Turning an attic into a bedroom will need one type of stair, while accessing a basement or reaching a deck will call for something different. In addition to performing the practical duty of a passageway, most hardwood stairs serve as a design element, presenting strong vertical line and pattern, in a graceful form. A staircase is an opportunity for creative expression.
There is a vast range of options. Even if you start with a basic design, you can customize by selecting from an array of treads, balusters, railings, and moldings. Hardwood stairs come in red oak, poplar, white oak, ash, walnut, mahogany, cherry, and other species.
You can even have illuminated stairs with little ribbons of lights under each stair nosing. Or you could have glass inserts in the treads, with lights in the wood cavity behind the glass.
Spiral stairs don't take up a lot of space, and they are relatively economical. They are ideal for accessing attics or basements, and for two-story additions.
When ordering a spiral stair, you have to select the hand that the railing will be on, as well as the diameter. Most manufacturers offer several standard sizes, including 48", 52", 60", 64", 72", and 78". The 48" size is not recommended for safety reasons.
One key choice you will make when ordering a spiral stair is whether to buy a knocked-down kit which will then be assembled at your home, or a complete pre-assembled unit. Though kits are cheaper and considerably easier to ship, one-piece stairs tend to be more durable, are less likely to come apart, are lighter in weight, and can be installed very quickly.
One-piece spiral stairs also afford a much broader choice in materials - particularly railings - because they're not constrained by the need for easy disassembly and shipping. Many kits come only with flexible vinyl railings.
All wood spiral stairs run from $2,000 to $5,000 or more. Freight would then be added. The freight for a one-piece stair would be $300 or $400 more than for a kit. That is easily made up in the difference of the installation costs.
Some manufacturers build conventional (straight) hardwood stairs in sections, ready to connect end-to-end or at landings. Installation of these units is quick and easy for a professional. The hardest aspect is getting everything level.
Most stairs cost between $1,000 and $2,000 (not including an open railing), but custom-designed products can be a whole lot more. With most pre-built hardwood stairs, the newel posts, railings, and balusters are pre-cut, pre-fitted, and numbered for easy reassembly.
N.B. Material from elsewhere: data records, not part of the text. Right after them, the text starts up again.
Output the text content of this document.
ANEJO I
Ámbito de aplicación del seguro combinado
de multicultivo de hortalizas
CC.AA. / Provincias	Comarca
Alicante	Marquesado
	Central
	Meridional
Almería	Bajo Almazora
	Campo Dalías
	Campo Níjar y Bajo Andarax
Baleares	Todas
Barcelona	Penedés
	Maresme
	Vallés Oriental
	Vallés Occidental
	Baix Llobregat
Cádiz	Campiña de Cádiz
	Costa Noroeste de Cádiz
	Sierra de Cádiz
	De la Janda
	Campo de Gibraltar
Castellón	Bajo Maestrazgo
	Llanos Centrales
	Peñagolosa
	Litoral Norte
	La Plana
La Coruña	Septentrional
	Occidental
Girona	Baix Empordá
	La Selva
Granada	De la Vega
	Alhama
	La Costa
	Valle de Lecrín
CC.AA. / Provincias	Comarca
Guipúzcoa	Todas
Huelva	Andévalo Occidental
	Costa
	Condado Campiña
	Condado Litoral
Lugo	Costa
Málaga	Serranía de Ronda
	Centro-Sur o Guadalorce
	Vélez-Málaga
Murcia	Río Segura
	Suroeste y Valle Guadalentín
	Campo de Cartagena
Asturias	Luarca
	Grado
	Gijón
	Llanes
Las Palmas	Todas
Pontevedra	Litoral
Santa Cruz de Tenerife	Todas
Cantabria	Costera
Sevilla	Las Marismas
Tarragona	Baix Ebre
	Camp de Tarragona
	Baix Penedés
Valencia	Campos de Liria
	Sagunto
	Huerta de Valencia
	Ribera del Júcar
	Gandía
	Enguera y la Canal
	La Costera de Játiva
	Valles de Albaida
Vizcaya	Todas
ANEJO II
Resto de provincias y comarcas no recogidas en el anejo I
But let the professionals tackle this one. It can get tricky.
Most circular stairs are custom designed for high-end houses and installed during house construction. Some come as completely pre-assembled units. It's the balusters and handrails that create the most difficult part of the installation.
These one-piece units can be extremely heavy and awkward to handle, requiring a crane to help put them in place. The more typical option is to pre-cut all the materials and have the assembly done at the job site.
Circular stairs will start at about $10,000 and can reach all the way up to $100,000 for highly custom units. The average is in the neighborhood of $25,000.
All stairs have to conform to architectural standards and local building codes (which typically follow the national standards). This is because the location of railings and balusters, width and depth of treads, and height of risers, affect the ease and safety of using a stair.
Standards allow a maximum riser height of 7 3/4 inches, and a minimum tread depth of 9 inches plus a 1 inch nosing. Despite the fact that the steeper stairs are acceptable to many codes, some experts still believe they are prone to cause more accidents.
And I agree with them – especially if you have very young, or very old, people in the house. You should call you city or county building department to find out what the codes are in your area.
When ordering spiral stairs, pay special attention to where measurements must be taken for code acceptance. Many codes demand a minimum of 9 to 10 inch tread depth at a point 12 to 14 inches from the narrow end. You'll also find restrictions on head height clearance and railing construction and placement.
The key is to be sure that any hardwood stair you buy will not only meet codes but be an attractive, safe, and easy-to-use addition to your home.